When it comes to learning, humans are fickle creatures: sometimes we love cramming our head full of knowledge, sometimes we hate it. Nobody understands this better than teachers, who work hard each day to motivate students. From experiential learning to peer review, from debates to role-playing, teachers employ countless strategies in their attempts to engage students.
If this year’s edtech blogs are to be believed, though, none of these strategies compare to “gamification.”
Gamification entails the incorporation of game design elements and mechanics into non-game objects and environments. These elements include badges, points, leaderboards, currency, narratives, and special challenges to name but a few. Taken as a whole, these elements typically link desired actions to a motivational reward system.

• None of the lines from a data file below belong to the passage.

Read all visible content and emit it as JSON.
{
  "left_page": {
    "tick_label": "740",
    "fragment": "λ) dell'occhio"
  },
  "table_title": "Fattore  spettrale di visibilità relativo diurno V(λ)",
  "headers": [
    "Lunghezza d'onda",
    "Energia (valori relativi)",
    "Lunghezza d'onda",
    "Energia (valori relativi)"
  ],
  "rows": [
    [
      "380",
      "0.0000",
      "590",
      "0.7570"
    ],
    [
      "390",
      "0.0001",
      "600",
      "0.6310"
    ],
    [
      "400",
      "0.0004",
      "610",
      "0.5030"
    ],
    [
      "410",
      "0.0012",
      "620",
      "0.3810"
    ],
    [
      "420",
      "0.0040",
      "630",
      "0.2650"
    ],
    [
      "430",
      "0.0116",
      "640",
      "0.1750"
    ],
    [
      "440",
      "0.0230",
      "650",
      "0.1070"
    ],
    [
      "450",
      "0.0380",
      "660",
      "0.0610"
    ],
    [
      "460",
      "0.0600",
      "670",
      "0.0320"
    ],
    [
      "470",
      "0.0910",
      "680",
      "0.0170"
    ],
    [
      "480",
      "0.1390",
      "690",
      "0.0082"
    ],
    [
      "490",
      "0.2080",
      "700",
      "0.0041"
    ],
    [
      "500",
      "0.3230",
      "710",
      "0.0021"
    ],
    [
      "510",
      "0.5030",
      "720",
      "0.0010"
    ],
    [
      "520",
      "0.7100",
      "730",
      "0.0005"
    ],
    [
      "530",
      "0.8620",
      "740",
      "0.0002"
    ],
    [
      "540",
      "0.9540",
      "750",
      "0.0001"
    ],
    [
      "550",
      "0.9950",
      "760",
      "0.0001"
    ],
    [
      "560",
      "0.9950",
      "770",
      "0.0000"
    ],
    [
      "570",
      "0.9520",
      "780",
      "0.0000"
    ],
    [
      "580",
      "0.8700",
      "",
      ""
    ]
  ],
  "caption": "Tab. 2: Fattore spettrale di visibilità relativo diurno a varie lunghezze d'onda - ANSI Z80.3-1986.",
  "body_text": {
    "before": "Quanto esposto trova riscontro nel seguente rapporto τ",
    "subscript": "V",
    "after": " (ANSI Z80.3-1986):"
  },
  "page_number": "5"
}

Gamification has many roots. Marketers have long employed frequent flyer & loyalty programs to engage consumers. And both school and work can be seen, in some ways, as inherently gamified: we move from one grade-level or job-title to the next, earning badges and rewards along the way in the form of diplomas, promotions, and bonuses.
Over the last few years, gamification has taken root in a wide variety of industries and activities. Personal fitness, employee training, human resources, financial planning, and project management have all been transformed by advocates who contend gamification represents the perfect way to motivate people to perform actions they would normally lack the interest or discipline to complete. It’s easy to start a fitness regime, for example, but hard to stick with it — unless of course you’re rewarded for meeting daily goals or beating your friend’s most recent track record. Gamification, in many instances, can provide a needed jolt of external motivation once a person’s internal motivation begins to flag.
From the beginning of the gamification debate, education has been at the center of the conversation, and a number of startups have very overtly linked their strategies to game mechanics. Shantanu Sinha, president of Khan Academy, admitted that they very intentionally incorporated badges and other game mechanics when designing their platform. He and his team believe that our current education system has a broken incentive system, and that “we can truly learn from the game industry. They have turned motivation and incentive systems into a science.”
And the Khan Academy is not alone: startups and teachers everywhere are trying to incorporate game mechanics into the educational process, and in 2013 we’ll see even more of these projects come to light.
Some educators, though, take issue with this strategy. The reliance on extrinsic rewards, they argue, is the problem: it can promote cheating as students strive to game the system; it introduces superficial content that distracts from the core learning activity; and, perhaps most damningly, it encourages students to learn for the sake of the reward rather than for the sake of knowledge. By overemphasizing incentives, teachers worry, gamification may short circuit the intrinsic motivation students bring to a subject. Something that was previously enjoyable in and of itself suddenly becomes enjoyable only when its linked to external feedback, validation and rewards.
And there’s another problem: as gamification becomes more and more widespread, built into the design of more and more educational tools and apps, the novelty will disappear. Educators face the risk of students growing bored with gamification.
Here at MindSnacks, we predict that 2013 will shed new light on gamification and its limits. One of the most important “discoveries,” we believe, will be a renewed appreciation of the difference between the gamification of education and educational games.
Most attempts to gamify education stem from a belief that learning is something unpleasant, something people don’t want to do unless they’re forced to do so. In gamified classrooms, students typically slog through traditional (some students would say boring) assignments in order to receive such rewards as validation, special privileges and peer recognition.
Educational games take the opposite approach, reinforcing the joy that comes from learning something new. They shorten the feedback loop such that the cognitive reward that comes from discovering a new idea or ‘getting something right’ fuses with the game’s reward mechanisms. The points and badges a student earns from answering something correctly become less about external validation, and more about documenting internal accomplishments. In this way, the desire to play becomes indistinguishable from the desire to learn.
The gamification of education typically just layers game elements on top of the same old teaching strategies; educational games, on the other hand, transform the strategy. Learning and play belong together. Both children and adults learn — and learn quickly — through trial and error. By emphasizing the playful quality of this process, educational games tap into something fundamental and effective.
2013 is going to be a big year for both educational games and the gamification of education. Regardless of your age, both strategies can help you learn. Gamification has its limits, though, and over the coming months we’re going to write more about this topic as well as other developments in the world of education and gaming.